Motor Activity Impaired During Supraclavicular Block
A supraclavicular brachial plexus block primarily impairs motor function of the entire upper extremity, including the shoulder, arm, forearm, and hand, with inability to move the fingers, flex the elbow, and abduct the shoulder being the most significant motor impairments.

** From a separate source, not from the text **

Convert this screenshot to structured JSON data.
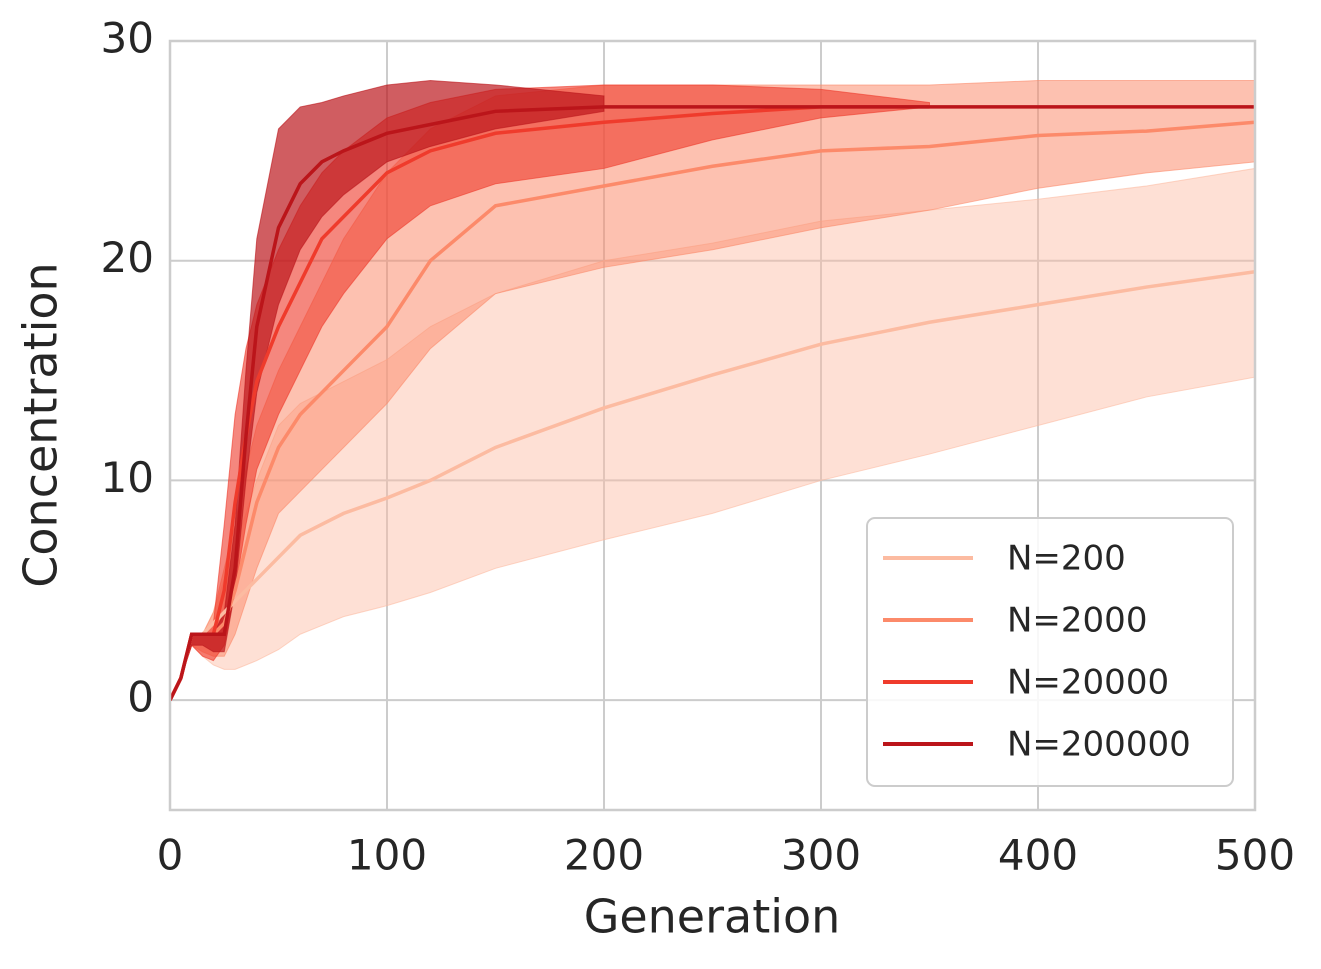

Anatomical Basis and Motor Impairment
The supraclavicular block targets the brachial plexus at the level of the trunks and divisions, which affects motor function in the following ways:
Complete motor block (Bromage scale 1): Unable to move feet or knees in neuraxial blocks, but in supraclavicular blocks, this translates to complete inability to move the fingers, wrist, elbow, and shoulder 1
Motor function affected includes:
- Finger flexion and extension
- Wrist movement
- Elbow flexion and extension
- Shoulder movement (particularly abduction)
Assessment of Motor Block
The degree of motor impairment can be assessed using standardized methods:
For upper limb blocks: Assessment of finger movement, wrist flexion/extension, elbow flexion/extension, and shoulder movement 1
Motor block progression: Typically begins distally with finger weakness and progresses proximally to affect the entire limb 1
Clinical Implications
Understanding the motor impairment pattern has important clinical implications:
Surgical applications: Supraclavicular blocks provide excellent anesthesia for procedures on the entire upper extremity, with a success rate of 95.23% compared to 80.95% for axillary approach 2
Respiratory considerations: Supraclavicular blocks may affect the phrenic nerve, potentially impairing diaphragmatic function, which is more pronounced with larger volumes of local anesthetic (30 mL vs. 20 mL) 3
Block selection: When respiratory function is a concern, axillary or infraclavicular blocks may be preferred over supraclavicular blocks to minimize respiratory effects 1
Monitoring and Safety
Proper monitoring of motor function is essential:
Block assessment: Motor function should be assessed before discharge, especially in day surgery settings 1
Patient education: Patients must receive clear instructions about the expected duration of motor impairment and precautions to take while the limb is blocked 1
Protection of limb: The anesthetized limb should be protected until motor function returns, as patients cannot feel or control the affected extremity 1
Potential Complications
Phrenic nerve involvement: May cause diaphragmatic paralysis, which can be assessed by measuring forced vital capacity (FVC) and forced expiratory volume in 1 second (FEV1) 3
Prolonged block: Motor function typically returns within 6-8 hours, but may occasionally be prolonged 4
Respiratory compromise: More likely with bilateral blocks, which should only be performed with caution and appropriate monitoring 5
Technique Optimization
Ultrasound guidance: Improves block quality and reduces execution time (5.0 min vs. 9.8 min) compared to anatomical landmark techniques 6
Volume considerations: Lower volumes (20 mL vs. 30 mL) of local anesthetic can provide effective blocks while reducing phrenic nerve involvement and preserving pulmonary function 3
Nerve stimulator settings: When using nerve stimulation, eliciting finger movement at 0.9 mA is as effective as reducing to 0.5 mA for successful blocks 7
Understanding the pattern and extent of motor impairment during supraclavicular blocks is crucial for appropriate patient selection, monitoring, and post-procedure care to ensure optimal outcomes and patient safety.